On examination, children with small bowel obstructions frequently have abdominal distention. This finding may be notably absent, however, in more proximal obstructions. The abdomen may be tympanic to percussion. On auscultation, obstructions often produce active, high-pitched, and hyperactive bowel sounds with occasional rushes. In infants with thin abdominal walls, peristaltic waves within the bowel proximal to the obstruction can occasionally be visualized on the abdomen.

Abdominal tenderness varies but is typically not dramatic in the absence of compromised bowel. Patients who present late with necrotic bowel and/or perforation will develop signs of peritonitis on examination.

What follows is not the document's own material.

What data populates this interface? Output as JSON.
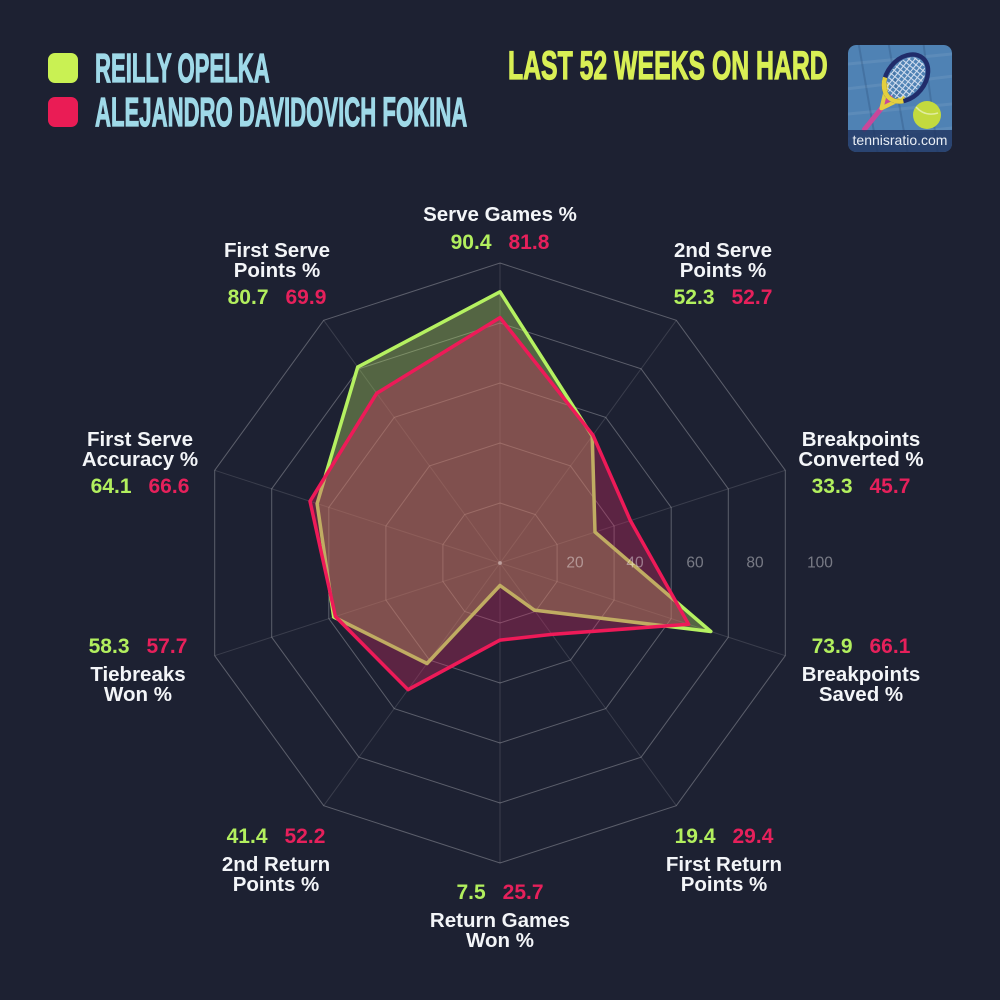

In addition, these children may exhibit signs of inadequate perfusion, such as poor capillary refill, tachycardia, decreased urine output, mental status changes, and hypotension as a result of volume depletion from vomiting and third spacing of fluid into the bowel lumen.

Examination must include a careful assessment for signs of hernias that could be the culprit for the obstruction. Depending on the clinical scenario and level of concern for a very distal obstruction, a digital rectal examination may also be warranted.

With intussusception, physical examination occasionally reveals a tender, sausage-shaped mass. Because most intussusceptions are ileocolic, patients may also present with the Dance sign (empty or retracted right lower quadrant).